Es un lunes y son las 7 de la mañana. La plancha del Zócalo de la ciudad de México es una inmensidad que agobia a Don Leopoldo Euceda. Mira los grandes edificios que tiene enfrente. La Catedral le asombra mientras escucha la música de un organillero madrugador, que afanosamente mueve la manivela del cilindro y la música sale, vuela retumbando en las paredes, se la lleva el viento mezclándola con el ruido de los carros. A Don Leopoldo Le inquieta el excesivo movimiento de esta agitada ciudad, la contaminación y el smog no es común que lo respire donde vive. Mira para todos lados. Apenas ayer estaba a 1,798 kilómetros de distancia, que es la que hay de México a Comayahua, Honduras. Estaba trabajando su tierra, viendo como va creciendo la milpa y sus plantas de café. Nunca se imaginó estar aquí, o al menos no en estas circunstancias, parado con una cartulina frente al Palacio Nacional, esperando que el presidente López Obrador lo reciba a él y a otras 20 familias que vienen de distintos países de Centro y Sudamérica. Son familiares que vienen a exigir justicia y que les digan la verdad de lo ocurrido hace 9 años en San Fernando, Tamaulipas, donde fueron asesinadas, masacradas 72 personas migrantes, su hijo estaba entre ellos.

Mientras las otras familias de los 72 asesinados y personas solidarias, extienden en la plancha del frio cemento, largos papeles para formar un gigante +72, que ha sido dibujado con los cientos y miles de nombres de migrantes asesinados y desaparecidos, Don Leopoldo remueve sus recuerdos de esos largos y angustiosos nueve años, y lo acontecido retumba en su memoria cuando aquel 2 agosto del 2010, su hijo Marvín Leodan, le dijo que se iba porque aquí en su pueblo, la vida era muy difícil y que no saldrían adelante. Don Leopoldo intentó retenerlo: “Mira no te vayas, aquí, si bien somos pobres, tenemos nuestras tierras que nos dan comida, mira, pronto estas plantas también nos darán café y tendremos algo más”. Pero su hijo quería conseguir un buen trabajo para poder mandarle a su familia, tenía 19 años y muchas ganas de buscar otra cosa. Y él decía: “no papá, yo me voy a Estados Unidos, allá consigo un trabajo y podemos mejorar, salir adelante.” Él salió solo, y en el camino y se juntó con otras personas también de aquí de Honduras.

En toda la ruta al norte mantuvo comunicación constante con su familia hasta tres días antes de que los mataran junto a 71 migrantes, 58 hombres y 14 mujeres.

Después de tres días de estar en Tamaulipas, su hijo le llamó para decirle que necesitaba dinero urgentemente, que por favor les enviara 3,500 lempiras porque lo estaba necesitando.
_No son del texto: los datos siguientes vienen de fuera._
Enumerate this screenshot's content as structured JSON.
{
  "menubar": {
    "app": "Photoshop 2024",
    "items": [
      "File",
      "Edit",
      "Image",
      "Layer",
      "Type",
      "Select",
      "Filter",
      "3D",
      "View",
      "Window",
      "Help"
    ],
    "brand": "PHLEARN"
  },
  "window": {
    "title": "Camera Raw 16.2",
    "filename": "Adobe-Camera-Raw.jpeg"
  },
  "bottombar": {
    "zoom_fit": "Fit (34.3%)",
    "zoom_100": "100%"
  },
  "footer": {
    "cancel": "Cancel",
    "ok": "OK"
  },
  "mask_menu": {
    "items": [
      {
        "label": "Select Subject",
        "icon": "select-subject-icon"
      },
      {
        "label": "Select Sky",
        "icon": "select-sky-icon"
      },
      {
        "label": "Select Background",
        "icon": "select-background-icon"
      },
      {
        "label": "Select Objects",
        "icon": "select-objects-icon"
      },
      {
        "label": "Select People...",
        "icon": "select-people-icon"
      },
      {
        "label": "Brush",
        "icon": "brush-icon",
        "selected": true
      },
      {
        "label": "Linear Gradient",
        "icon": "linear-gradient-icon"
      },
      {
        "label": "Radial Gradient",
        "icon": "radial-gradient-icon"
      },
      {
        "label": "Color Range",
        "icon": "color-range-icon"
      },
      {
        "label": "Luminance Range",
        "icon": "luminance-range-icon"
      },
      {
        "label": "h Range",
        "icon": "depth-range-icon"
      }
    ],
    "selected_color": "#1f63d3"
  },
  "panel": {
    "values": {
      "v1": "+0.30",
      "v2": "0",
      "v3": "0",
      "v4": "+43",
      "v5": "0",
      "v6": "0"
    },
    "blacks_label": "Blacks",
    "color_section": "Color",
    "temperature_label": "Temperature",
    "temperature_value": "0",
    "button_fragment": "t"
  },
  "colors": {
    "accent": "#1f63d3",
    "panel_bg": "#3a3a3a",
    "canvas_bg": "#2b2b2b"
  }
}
El dinero se lo enviaron, les llegó pero luego perdió la comunicación, su familia pensó que era para liberarse, de algo. Tal vez no dijo lo que estaba pasando para no preocuparlos, “pero si nos preocupamos porque ya no había manera de saber qué pasaba. Cuando ya ocurrió la masacre de San Fernando, yo como padre sentí que él estaba allí, porque se perdió la comunicación.” Y entonces en su familia se mantuvo esa persistente angustia y este presentimiento por la falta de información. “Yo les decía que luego va aparecer y que luego va a llegar”, y su mamá también decía que tenía esperanzas que su hijo va a regresar en cualquier rato. “Y así nos estuvimos un montón de años, 8 años hasta que luego llegó otra gente para ayudarnos, eran los de Antropología Forense de Argentina, y nos ayudaron hasta lograr identificar a nuestro hijo con la información que habíamos dejado en la embajada allí, en Tegucigalpa”.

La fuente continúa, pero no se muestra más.